Winners and losers in TV head-to-head
From: Alan Chapman, Bingley.
THERE have been many opinions about the seven-way leaders’ debate (The Yorkshire Post, April 3). My version is as follows: Nigel Farage and David Cameron came out as strong, Nick Clegg and Ed Miliband looked weak, Nicola Sturgeon came fifth, plus the also rans.
I noted that the three minor parties had female leaders, I wonder if there is any relevance in this fact? It was a draw between the Greens and the SNP as to which should be renamed as the Communist Party, as champions of tax, borrow and spend.
First impressions – Nigel Farage looked very strange in his business suit, without a pint and a fag. Does he wear that pinstripe suit just at weddings and funerals?
Ed Miliband looked dreadful in a dull extremely plain grey tie: it fitted his usual lacklustre performance.
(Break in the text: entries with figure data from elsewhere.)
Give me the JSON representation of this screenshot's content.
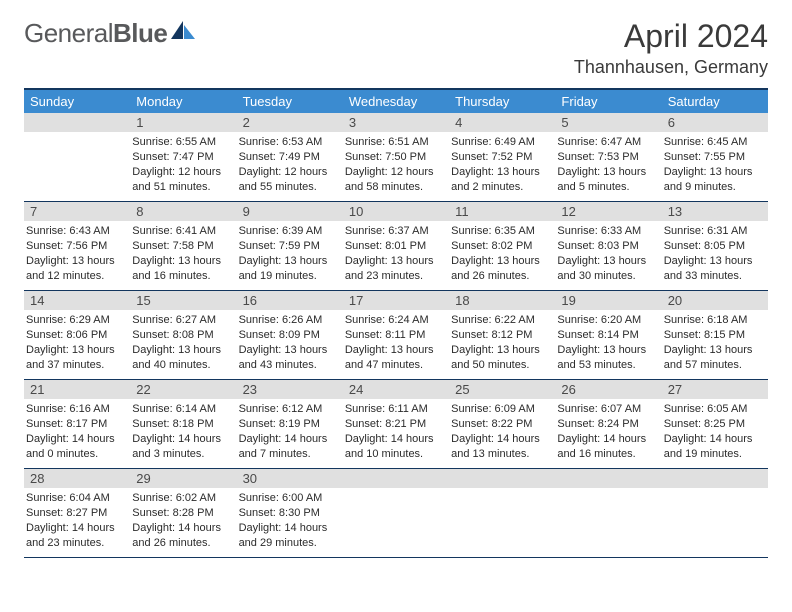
{
  "brand": {
    "part1": "General",
    "part2": "Blue"
  },
  "title": "April 2024",
  "location": "Thannhausen, Germany",
  "colors": {
    "header_bg": "#3b8bd0",
    "border": "#13365e",
    "daynum_bg": "#e0e0e0",
    "logo_text": "#58595b",
    "logo_icon_dark": "#13365e",
    "logo_icon_light": "#3b8bd0"
  },
  "weekdays": [
    "Sunday",
    "Monday",
    "Tuesday",
    "Wednesday",
    "Thursday",
    "Friday",
    "Saturday"
  ],
  "weeks": [
    [
      {
        "n": "",
        "sr": "",
        "ss": "",
        "dl": ""
      },
      {
        "n": "1",
        "sr": "6:55 AM",
        "ss": "7:47 PM",
        "dl": "12 hours and 51 minutes."
      },
      {
        "n": "2",
        "sr": "6:53 AM",
        "ss": "7:49 PM",
        "dl": "12 hours and 55 minutes."
      },
      {
        "n": "3",
        "sr": "6:51 AM",
        "ss": "7:50 PM",
        "dl": "12 hours and 58 minutes."
      },
      {
        "n": "4",
        "sr": "6:49 AM",
        "ss": "7:52 PM",
        "dl": "13 hours and 2 minutes."
      },
      {
        "n": "5",
        "sr": "6:47 AM",
        "ss": "7:53 PM",
        "dl": "13 hours and 5 minutes."
      },
      {
        "n": "6",
        "sr": "6:45 AM",
        "ss": "7:55 PM",
        "dl": "13 hours and 9 minutes."
      }
    ],
    [
      {
        "n": "7",
        "sr": "6:43 AM",
        "ss": "7:56 PM",
        "dl": "13 hours and 12 minutes."
      },
      {
        "n": "8",
        "sr": "6:41 AM",
        "ss": "7:58 PM",
        "dl": "13 hours and 16 minutes."
      },
      {
        "n": "9",
        "sr": "6:39 AM",
        "ss": "7:59 PM",
        "dl": "13 hours and 19 minutes."
      },
      {
        "n": "10",
        "sr": "6:37 AM",
        "ss": "8:01 PM",
        "dl": "13 hours and 23 minutes."
      },
      {
        "n": "11",
        "sr": "6:35 AM",
        "ss": "8:02 PM",
        "dl": "13 hours and 26 minutes."
      },
      {
        "n": "12",
        "sr": "6:33 AM",
        "ss": "8:03 PM",
        "dl": "13 hours and 30 minutes."
      },
      {
        "n": "13",
        "sr": "6:31 AM",
        "ss": "8:05 PM",
        "dl": "13 hours and 33 minutes."
      }
    ],
    [
      {
        "n": "14",
        "sr": "6:29 AM",
        "ss": "8:06 PM",
        "dl": "13 hours and 37 minutes."
      },
      {
        "n": "15",
        "sr": "6:27 AM",
        "ss": "8:08 PM",
        "dl": "13 hours and 40 minutes."
      },
      {
        "n": "16",
        "sr": "6:26 AM",
        "ss": "8:09 PM",
        "dl": "13 hours and 43 minutes."
      },
      {
        "n": "17",
        "sr": "6:24 AM",
        "ss": "8:11 PM",
        "dl": "13 hours and 47 minutes."
      },
      {
        "n": "18",
        "sr": "6:22 AM",
        "ss": "8:12 PM",
        "dl": "13 hours and 50 minutes."
      },
      {
        "n": "19",
        "sr": "6:20 AM",
        "ss": "8:14 PM",
        "dl": "13 hours and 53 minutes."
      },
      {
        "n": "20",
        "sr": "6:18 AM",
        "ss": "8:15 PM",
        "dl": "13 hours and 57 minutes."
      }
    ],
    [
      {
        "n": "21",
        "sr": "6:16 AM",
        "ss": "8:17 PM",
        "dl": "14 hours and 0 minutes."
      },
      {
        "n": "22",
        "sr": "6:14 AM",
        "ss": "8:18 PM",
        "dl": "14 hours and 3 minutes."
      },
      {
        "n": "23",
        "sr": "6:12 AM",
        "ss": "8:19 PM",
        "dl": "14 hours and 7 minutes."
      },
      {
        "n": "24",
        "sr": "6:11 AM",
        "ss": "8:21 PM",
        "dl": "14 hours and 10 minutes."
      },
      {
        "n": "25",
        "sr": "6:09 AM",
        "ss": "8:22 PM",
        "dl": "14 hours and 13 minutes."
      },
      {
        "n": "26",
        "sr": "6:07 AM",
        "ss": "8:24 PM",
        "dl": "14 hours and 16 minutes."
      },
      {
        "n": "27",
        "sr": "6:05 AM",
        "ss": "8:25 PM",
        "dl": "14 hours and 19 minutes."
      }
    ],
    [
      {
        "n": "28",
        "sr": "6:04 AM",
        "ss": "8:27 PM",
        "dl": "14 hours and 23 minutes."
      },
      {
        "n": "29",
        "sr": "6:02 AM",
        "ss": "8:28 PM",
        "dl": "14 hours and 26 minutes."
      },
      {
        "n": "30",
        "sr": "6:00 AM",
        "ss": "8:30 PM",
        "dl": "14 hours and 29 minutes."
      },
      {
        "n": "",
        "sr": "",
        "ss": "",
        "dl": ""
      },
      {
        "n": "",
        "sr": "",
        "ss": "",
        "dl": ""
      },
      {
        "n": "",
        "sr": "",
        "ss": "",
        "dl": ""
      },
      {
        "n": "",
        "sr": "",
        "ss": "",
        "dl": ""
      }
    ]
  ],
  "labels": {
    "sunrise": "Sunrise:",
    "sunset": "Sunset:",
    "daylight": "Daylight:"
  }
}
Perfect for the dour miserable socialist, how that lot thrive on plainness.
David Cameron acted as the only responsible person who has taken the big decisions, the rest looked from a much lower division, none being suitable to replace him.
From: Hugh Rogers, Ashby.
I’M glad to see that Yorkshire’s finest daily newspaper (The Yorkshire Post, April 3) appears to have thrown in its lot with me in regarding the much fussed-over TV interviews as nothing more than a self-regarding game show of little worth or relevance. And practically no entertainment value either, come to that.
From: Terry Palmer, South Lea Avenue, Hoyland, Barnsley.
IS it just me? Or did anyone else notice during the “great political TV debate” that no one apart from Nigel Farage spoke any sense and truth on immigration, the EU, the NHS, young people’s aspirations and the fact that the coalition Government of David Cameron and Nick Clegg has actually doubled the national debt during their tenure of the last five years?
From: Karl Sheridan, Selby Road, Holme on Spalding Moor.
THE leaders’ debate was rather tame, with none of the main three arguing their case with passion. However what did come across, with the exception of Ukip, were the other leaders’ obvious denial that immigration has become a problem, and frankly it is indeed a problem. At least Nigel Farage had the guts to point this out, even at the risk of losing votes.
From: Gerald Bower, Loxley, Sheffield.
IT does not matter a jot what the personal opinions of Nigel Farage are. I do wish that his enemies would get the simple message. His personal opinions do not become party policy on the nod. This is honed and refined and finalised by members, the NEC and the policy group.
Like any other party member, Mr Farage has opinions which do not equate to actual policy.
Nigel Farage is leader because the party has made him leader. It is emphatically not “Nigel Farage’s party” as described by so many journalists.
Mr Farage is not Ukip. Ukip is not Mr Farage. Read the manifesto and find out the truth.
From: Terry Duncan, Greame Road, Bridlington.
ALL the UK’s newspapers have warned about the talent of the First Minister of the Scottish Parliament, Nicola Sturgeon, as being a threat to democracy.
If there were more like her who do not deceive the UK electorate, don’t tell lies like the present regime or use the TV to try and con the voters, then the English politicians may deserve a vote.
From: Mr MJ Thompson, Cantley, Doncaster.
THE quote from Ed Miliband is “the people are the boss”. If so, why does he deny the people a referendum on Europe?
From: Martin Smith, Main Street, Elvington, York.
JUST as President Bill Clinton coined the phrase “it’s the economy stupid”, so this could be paraphrased for the forthcoming election to “it’s austerity stupid”.
This election boils down to which party succeeds in convincing enough voters that they will be able to deliver a consistently improving economy, from which derives improving living standards. This, coupled with meaningful deficit and debt reduction, is the key to a better economic future for all.
The Left have clearly decided on debt denial, just like President Hollande in France, and latterly the recently elected anti-austerity party in Greece has been forced to accept harsh economic reality. Austerity is not a fad to be easily discarded.
It is totally unacceptable to bequeath bankrupt finances to the next two generations.
From: Max Nottingham, St Faith’s Street, Lincoln.
SOMEONE said the coalition Government had been strong. Did they mean strong but wrong? Remember Mike Tyson? I happen to think Cameron’s Tory-led government clobbered the needy and helped the strong.
From: Ken Holmes, Cliffe Common, Selby, York.
FIVE years ago we waved tatty byes to a Labour government that left us in tatters, they invaded Iraq causing the deaths of thousands of innocent people and hundreds of British troops.
They told the incoming government all the money had gone. They wrecked doctors’ working hours and swamped the country with immigrants.
Oh, and the architect of all this is swanning around the world making millions.